Après La Force et La Musique, voici la suite du Petit lexique des mots incompris, de Milan Kundera.

La lumière et l’obscurité 

Pour Sabina, vivre signifie voir. La vision est limitée par une double frontière : la lumière intense qui aveugle et l’obscurité totale. C’est peut-être de là que vient sa répugnance pour tout extrémisme. Les extrêmes marquent la frontière au-delà de laquelle la vie prend fin, et la passion de l’extrémisme, en art comme en politique, est désir de mort déguisé.

Pour Franz, le mot lumière n’évoque pas l’image d’un paysage tendrement éclairé par le soleil, mais la source de la lumière en tant que telle : une ampoule, un projecteur. Il se souvient des métaphores familières : le soleil de la vérité ; l’éclat aveuglant de la raison, etc.

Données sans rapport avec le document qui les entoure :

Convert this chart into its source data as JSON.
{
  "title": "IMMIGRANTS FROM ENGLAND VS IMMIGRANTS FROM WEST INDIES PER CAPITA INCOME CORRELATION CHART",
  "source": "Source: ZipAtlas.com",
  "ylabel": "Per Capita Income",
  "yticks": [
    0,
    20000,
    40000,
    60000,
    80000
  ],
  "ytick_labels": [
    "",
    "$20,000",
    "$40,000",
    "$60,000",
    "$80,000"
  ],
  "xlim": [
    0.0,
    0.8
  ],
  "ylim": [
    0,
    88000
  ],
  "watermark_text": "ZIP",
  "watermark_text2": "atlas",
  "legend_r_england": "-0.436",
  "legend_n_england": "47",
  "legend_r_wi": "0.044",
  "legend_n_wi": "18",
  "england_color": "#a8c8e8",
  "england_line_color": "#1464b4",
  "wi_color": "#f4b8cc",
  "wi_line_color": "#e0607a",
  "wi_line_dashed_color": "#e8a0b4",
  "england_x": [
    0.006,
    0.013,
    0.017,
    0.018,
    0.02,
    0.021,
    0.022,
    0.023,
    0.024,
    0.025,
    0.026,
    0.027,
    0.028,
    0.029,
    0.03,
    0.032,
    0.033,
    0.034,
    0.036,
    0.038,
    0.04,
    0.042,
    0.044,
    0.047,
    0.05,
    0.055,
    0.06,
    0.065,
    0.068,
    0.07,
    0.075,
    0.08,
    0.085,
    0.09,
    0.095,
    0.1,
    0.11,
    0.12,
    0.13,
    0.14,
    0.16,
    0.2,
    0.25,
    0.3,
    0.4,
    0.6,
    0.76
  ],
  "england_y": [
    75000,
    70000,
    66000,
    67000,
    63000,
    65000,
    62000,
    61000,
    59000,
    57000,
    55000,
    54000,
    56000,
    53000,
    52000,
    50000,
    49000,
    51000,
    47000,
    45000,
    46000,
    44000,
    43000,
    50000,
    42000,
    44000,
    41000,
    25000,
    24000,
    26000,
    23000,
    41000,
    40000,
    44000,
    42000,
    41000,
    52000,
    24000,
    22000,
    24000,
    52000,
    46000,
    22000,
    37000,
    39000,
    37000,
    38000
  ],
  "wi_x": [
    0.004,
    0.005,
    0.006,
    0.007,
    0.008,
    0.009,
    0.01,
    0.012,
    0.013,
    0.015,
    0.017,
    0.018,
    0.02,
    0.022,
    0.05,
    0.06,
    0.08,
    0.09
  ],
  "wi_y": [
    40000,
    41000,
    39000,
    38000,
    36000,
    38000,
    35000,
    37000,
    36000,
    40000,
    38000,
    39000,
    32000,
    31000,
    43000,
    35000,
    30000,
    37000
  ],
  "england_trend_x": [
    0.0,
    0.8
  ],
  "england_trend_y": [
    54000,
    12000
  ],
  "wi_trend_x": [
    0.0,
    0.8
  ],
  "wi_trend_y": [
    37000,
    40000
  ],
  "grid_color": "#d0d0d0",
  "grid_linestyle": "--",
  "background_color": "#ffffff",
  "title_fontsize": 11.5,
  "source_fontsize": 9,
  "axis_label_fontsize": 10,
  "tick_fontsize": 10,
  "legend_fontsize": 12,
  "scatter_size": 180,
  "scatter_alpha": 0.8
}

Comme par la lumière, il est attiré par l’obscurité. De nos jours, éteindre pour faire l’amour passe pour ridicule ; il le sait et laisse une petite lumière allumée au-dessus du lit. A l’instant de pénétrer Sabina, il ferme pourtant les yeux. La volupté qui s’empare de lui exige l’obscurité. Cette obscurité est pure, absolue, sans images ni visions, cette obscurité n’a pas de fin, pas de frontières, cette obscurité est l’infini que chacun de nous porte en soi (oui, qui cherche l’infini n’a qu’à fermer les yeux !).
Au moment où il sent la volupté se répandre dans son corps, Franz se dissout dans l’infini de son obscurité, il devient lui-même l’infini. Mais plus l’homme grandit dans son obscurité intérieure, plus il se ratatine dans son apparence physique. Un homme aux yeux fermés n’est qu’un rebut de lui-même. Sabina ne veut pas le regarder et ferme à son tour les yeux. Pour elle, cette obscurité ne signifie pas l’infini, mais seulement un divorce avec ce qu’elle voit, la négation de ce qui est vu, le refus de voir.